En parallèle de cet événement, La Galerie Particulière consacrera une exposition à Claudine Doury qui regroupera les 3 volets de cette grande saga. En effet, à travers ces photographies, c’est le destin d’hommes et de femmes évoluant dans un contexte social, politique et culturel éprouvant que la photographe nous propose d’appréhender.
Ces deux expositions, complémentaires, offrent l’opportunité unique d’apprécier la force d’un propos dans une approche à la fois artistique et documentaire.
Aux temps du fleuve Amour
Амуръ. Les eaux sombres de l’Amour ou « Dragon noir », comme on l’appelle en Chine, serpentent sur plus de 4400 kilomètres, depuis les steppes de Mongolie jusqu’au détroit de Tatarie, face à l’île de Sakhaline. Large de 13 kilomètres à la fin de sa course, ce fleuve est le géant de l’Extrême-Orient. Pourtant, l’Amour est encore aujourd’hui davantage fantasmé que réellement connu. Peu l’ont vu, raconté ou photographié. Les habitants de ses rives, descendants des premiers Sibériens, ne peuplent pas l’imaginaire occidental comme le font les Américains natifs, de proches cousins à maints égards.

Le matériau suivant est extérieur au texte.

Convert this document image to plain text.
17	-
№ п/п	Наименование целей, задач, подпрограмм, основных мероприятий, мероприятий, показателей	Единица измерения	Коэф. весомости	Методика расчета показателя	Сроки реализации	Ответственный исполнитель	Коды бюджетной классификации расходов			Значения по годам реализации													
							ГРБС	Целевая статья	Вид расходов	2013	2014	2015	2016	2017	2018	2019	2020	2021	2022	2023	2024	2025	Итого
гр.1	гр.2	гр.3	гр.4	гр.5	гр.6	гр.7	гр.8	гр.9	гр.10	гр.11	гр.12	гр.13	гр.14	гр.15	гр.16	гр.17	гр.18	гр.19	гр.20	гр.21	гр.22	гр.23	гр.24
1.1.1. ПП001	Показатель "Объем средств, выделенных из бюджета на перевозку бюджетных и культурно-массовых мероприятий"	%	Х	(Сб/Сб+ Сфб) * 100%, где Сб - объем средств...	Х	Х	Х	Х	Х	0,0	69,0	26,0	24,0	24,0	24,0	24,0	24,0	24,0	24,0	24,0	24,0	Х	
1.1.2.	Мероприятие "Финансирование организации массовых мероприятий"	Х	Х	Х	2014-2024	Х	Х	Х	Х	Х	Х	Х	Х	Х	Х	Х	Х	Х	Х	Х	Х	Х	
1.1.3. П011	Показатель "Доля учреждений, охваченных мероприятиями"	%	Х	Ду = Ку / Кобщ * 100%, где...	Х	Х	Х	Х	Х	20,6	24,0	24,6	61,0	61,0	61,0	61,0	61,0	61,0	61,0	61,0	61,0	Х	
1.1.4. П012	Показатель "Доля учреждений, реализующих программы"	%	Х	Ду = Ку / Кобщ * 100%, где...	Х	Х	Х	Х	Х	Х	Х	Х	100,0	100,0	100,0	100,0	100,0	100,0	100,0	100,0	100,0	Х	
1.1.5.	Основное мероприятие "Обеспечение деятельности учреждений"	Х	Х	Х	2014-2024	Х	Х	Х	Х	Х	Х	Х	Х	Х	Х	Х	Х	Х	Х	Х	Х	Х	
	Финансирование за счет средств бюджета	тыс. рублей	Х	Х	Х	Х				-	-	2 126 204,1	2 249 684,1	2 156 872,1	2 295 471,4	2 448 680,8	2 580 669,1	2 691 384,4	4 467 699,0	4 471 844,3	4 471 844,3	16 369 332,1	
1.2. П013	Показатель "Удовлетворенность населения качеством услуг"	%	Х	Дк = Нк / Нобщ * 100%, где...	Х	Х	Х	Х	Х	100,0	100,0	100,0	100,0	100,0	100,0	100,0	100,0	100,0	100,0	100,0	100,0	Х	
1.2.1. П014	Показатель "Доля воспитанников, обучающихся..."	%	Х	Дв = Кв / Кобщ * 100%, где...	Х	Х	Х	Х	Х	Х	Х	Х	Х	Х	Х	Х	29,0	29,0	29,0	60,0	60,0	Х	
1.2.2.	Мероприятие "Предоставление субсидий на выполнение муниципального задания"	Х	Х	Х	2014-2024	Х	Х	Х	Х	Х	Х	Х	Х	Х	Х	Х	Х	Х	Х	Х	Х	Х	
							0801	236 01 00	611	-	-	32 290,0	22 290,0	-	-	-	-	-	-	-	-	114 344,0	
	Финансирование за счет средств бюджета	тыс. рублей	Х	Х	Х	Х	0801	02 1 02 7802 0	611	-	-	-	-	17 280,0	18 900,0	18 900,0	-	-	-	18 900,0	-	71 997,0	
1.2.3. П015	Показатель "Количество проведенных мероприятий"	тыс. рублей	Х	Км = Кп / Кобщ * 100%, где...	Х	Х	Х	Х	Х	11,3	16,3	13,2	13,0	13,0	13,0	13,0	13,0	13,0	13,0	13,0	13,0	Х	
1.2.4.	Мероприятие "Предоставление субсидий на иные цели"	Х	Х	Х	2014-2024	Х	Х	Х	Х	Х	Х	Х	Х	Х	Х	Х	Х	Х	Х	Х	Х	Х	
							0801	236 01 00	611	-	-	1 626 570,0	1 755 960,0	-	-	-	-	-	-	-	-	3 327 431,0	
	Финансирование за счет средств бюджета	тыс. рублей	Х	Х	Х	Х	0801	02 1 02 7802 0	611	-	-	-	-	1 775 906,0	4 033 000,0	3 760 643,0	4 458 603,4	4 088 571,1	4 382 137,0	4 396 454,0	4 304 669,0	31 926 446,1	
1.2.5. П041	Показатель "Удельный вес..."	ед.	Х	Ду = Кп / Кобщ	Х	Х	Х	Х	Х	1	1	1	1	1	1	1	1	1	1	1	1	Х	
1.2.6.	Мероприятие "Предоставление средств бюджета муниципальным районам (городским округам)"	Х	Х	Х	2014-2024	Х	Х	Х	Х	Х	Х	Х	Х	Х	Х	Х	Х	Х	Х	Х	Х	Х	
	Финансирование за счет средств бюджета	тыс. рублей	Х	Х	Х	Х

Nanaïs, Oultches, Oudégués, entre tant d’autres, portent en eux le poids des conquêtes et des assimilations successives, depuis l’arrivée des Cosaques jusqu’à celui du capitalisme contemporain. Ils luttent aujourd’hui, autant qu’il en est possible, contre la disparition de leurs traditions et de leurs modes de vie. C’est leur histoire distante, et néanmoins si ordinaire, que nous racontent les photographies de Claudine Doury. Prises à l’occasion de plusieurs séjours, depuis le début des années 1990 jusqu’à l’été 2018, dans les villes et les villages de Nergen, Ous-Gour, Boulava, Komsomolsk, Khabarovsk ou Blagovechtchensk, ces images nous replongent dans les aventures de Dersou Ouzala, les récits d’Anton Tchekhov ou les fictions contemporaines d’Andreï Makine. Elles évoquent aussi, par moments, les contes excentriques de Joseph Delteil: « Elle est née au bord de l’Amour, dans une cabane jaune, un soir… Le village est tout empli d’un bêlement de moutons. Chaque maison parfume ses poutres d’une odeur de cuisine grasse. Le fleuve bordé d’arbres blancs charrie un limon très tendre. Les renards bleus ont franchi la muraille. Une neige calme tombe sur la Sibérie. »1
Si tout exotisme est soigneusement évité, la photographe assume entièrement son émerveillement pour ces visages métissés et leurs lieux de vie, semblant venir d’un autre monde et d’un autre temps. Elle rend hommage à la grâce d’un visage, d’un geste ou d’une atmosphère, comme à la puissance de la nature environnante. Maintenant comme hier, ils sont saisis dans leur infaillible banalité, au travail, à la fête, ensemble, ou empêtrés dans leur solitude et leur isolement. Leur attente et leur désœuvrement récurrents frappent autant que l’éclat de leurs grâces quotidiennes.
Comme l’Amour, l’œuvre sibérienne de Claudine Doury, réalisée sur une période de presque trente ans, constitue un ensemble de résidus historiques, temporels et physiques. L’œil attentif du voyageur / spectateur reconnaîtra peut-être, au fil des images, un paysage, telle femme ou tel homme prendre de l’âge, et cet enfant basculer dans le monde de l’adolescence. Mais il sera surtout frappé par un sentiment de familiarité. Rien n’a changé, rien ne bouge. Avec une grande subtilité, ce que donne à voir ici Claudine Doury, est sa fascination empathique pour ces peuples en transition perpétuelle. Ses images donnent corps à l’idée de la perte mais aussi à ce qui persiste, malgré tout.
Julie Jones
Historienne de l’art et commissaire d’exposition, Julie Jones est attachée de conservation au Musée national d’art moderne – Centre Pompidou, Paris.